Pelaku diketahui bernama Nasire Best (21). Berdasarkan laporan sejumlah media Amerika Serikat, pria tersebut memiliki riwayat gangguan kesehatan mental dan sebelumnya pernah beberapa kali berinteraksi dengan aparat Secret Service. Aktivitas media sosialnya juga disebut menunjukkan keyakinan bahwa dirinya adalah Yesus Kristus.

Peristiwa bermula ketika pelaku melepaskan tembakan di area sekitar Gedung Putih. Petugas Secret Service kemudian membalas tembakan hingga terjadi baku tembak yang berujung pada tewasnya pelaku.

Dalam insiden tersebut, seorang warga sipil dilaporkan turut terkena tembakan dan langsung dilarikan ke rumah sakit untuk mendapatkan perawatan medis.

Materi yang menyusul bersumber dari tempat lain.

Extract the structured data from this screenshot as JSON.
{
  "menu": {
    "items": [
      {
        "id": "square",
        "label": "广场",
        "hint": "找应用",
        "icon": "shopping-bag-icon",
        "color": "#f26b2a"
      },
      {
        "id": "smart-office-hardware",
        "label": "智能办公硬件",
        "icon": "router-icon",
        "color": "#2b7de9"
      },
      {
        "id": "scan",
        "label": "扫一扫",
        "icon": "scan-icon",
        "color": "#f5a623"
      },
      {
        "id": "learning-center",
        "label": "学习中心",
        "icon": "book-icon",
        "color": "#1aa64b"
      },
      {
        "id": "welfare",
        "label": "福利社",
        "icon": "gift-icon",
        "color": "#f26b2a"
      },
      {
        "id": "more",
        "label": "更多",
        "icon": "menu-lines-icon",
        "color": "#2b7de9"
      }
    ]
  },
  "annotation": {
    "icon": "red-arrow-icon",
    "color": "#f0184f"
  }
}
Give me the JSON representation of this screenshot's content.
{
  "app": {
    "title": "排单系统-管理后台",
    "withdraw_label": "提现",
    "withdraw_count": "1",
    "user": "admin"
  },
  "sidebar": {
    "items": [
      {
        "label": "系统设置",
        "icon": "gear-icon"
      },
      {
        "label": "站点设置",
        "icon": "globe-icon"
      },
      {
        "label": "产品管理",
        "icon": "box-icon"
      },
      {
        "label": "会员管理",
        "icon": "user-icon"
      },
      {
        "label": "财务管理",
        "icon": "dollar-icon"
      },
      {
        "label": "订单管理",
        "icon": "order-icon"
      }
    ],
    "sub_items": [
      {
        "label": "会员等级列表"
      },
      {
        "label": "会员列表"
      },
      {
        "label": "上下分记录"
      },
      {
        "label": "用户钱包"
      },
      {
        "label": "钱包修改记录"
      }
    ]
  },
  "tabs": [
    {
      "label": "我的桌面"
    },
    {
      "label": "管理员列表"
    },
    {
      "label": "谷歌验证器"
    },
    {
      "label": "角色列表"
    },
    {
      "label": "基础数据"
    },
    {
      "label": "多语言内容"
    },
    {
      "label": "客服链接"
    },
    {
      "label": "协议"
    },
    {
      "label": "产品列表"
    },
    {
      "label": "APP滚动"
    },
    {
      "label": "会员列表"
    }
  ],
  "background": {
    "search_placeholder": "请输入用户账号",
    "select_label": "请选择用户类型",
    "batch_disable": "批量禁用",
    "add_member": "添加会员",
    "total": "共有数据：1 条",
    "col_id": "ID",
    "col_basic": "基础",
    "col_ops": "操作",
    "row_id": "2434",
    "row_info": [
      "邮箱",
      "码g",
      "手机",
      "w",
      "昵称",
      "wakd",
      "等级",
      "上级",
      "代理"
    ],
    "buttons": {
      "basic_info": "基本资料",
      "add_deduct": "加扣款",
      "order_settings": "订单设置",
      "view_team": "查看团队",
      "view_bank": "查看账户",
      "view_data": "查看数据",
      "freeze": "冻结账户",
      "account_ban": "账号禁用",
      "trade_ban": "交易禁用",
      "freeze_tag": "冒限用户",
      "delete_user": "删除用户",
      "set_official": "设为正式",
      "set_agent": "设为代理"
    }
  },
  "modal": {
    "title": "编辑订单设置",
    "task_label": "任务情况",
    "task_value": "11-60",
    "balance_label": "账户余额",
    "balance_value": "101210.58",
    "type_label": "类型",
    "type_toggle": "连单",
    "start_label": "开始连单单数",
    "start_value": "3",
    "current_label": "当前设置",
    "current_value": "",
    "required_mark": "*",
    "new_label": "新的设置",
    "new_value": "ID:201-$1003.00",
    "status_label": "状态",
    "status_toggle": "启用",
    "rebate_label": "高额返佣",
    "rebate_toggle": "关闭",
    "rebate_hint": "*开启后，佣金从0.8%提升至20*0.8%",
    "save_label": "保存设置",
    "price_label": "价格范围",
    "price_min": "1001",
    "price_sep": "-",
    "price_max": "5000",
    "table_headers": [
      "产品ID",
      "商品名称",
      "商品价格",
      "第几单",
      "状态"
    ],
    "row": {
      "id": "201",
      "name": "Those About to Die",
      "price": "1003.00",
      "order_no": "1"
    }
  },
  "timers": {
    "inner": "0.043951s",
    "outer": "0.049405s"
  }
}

Kepala Komunikasi Secret Service, Anthony Guglielmi, mengatakan pelaku sempat dibawa ke rumah sakit setelah terkena tembakan petugas, namun nyawanya tidak tertolong.

Saat kejadian berlangsung, Trump dilaporkan berada di dalam Gedung Putih dan tengah menjalankan agenda kenegaraan, termasuk pembahasan terkait upaya diplomatik dengan Iran. Secret Service memastikan presiden tidak terdampak langsung oleh insiden tersebut.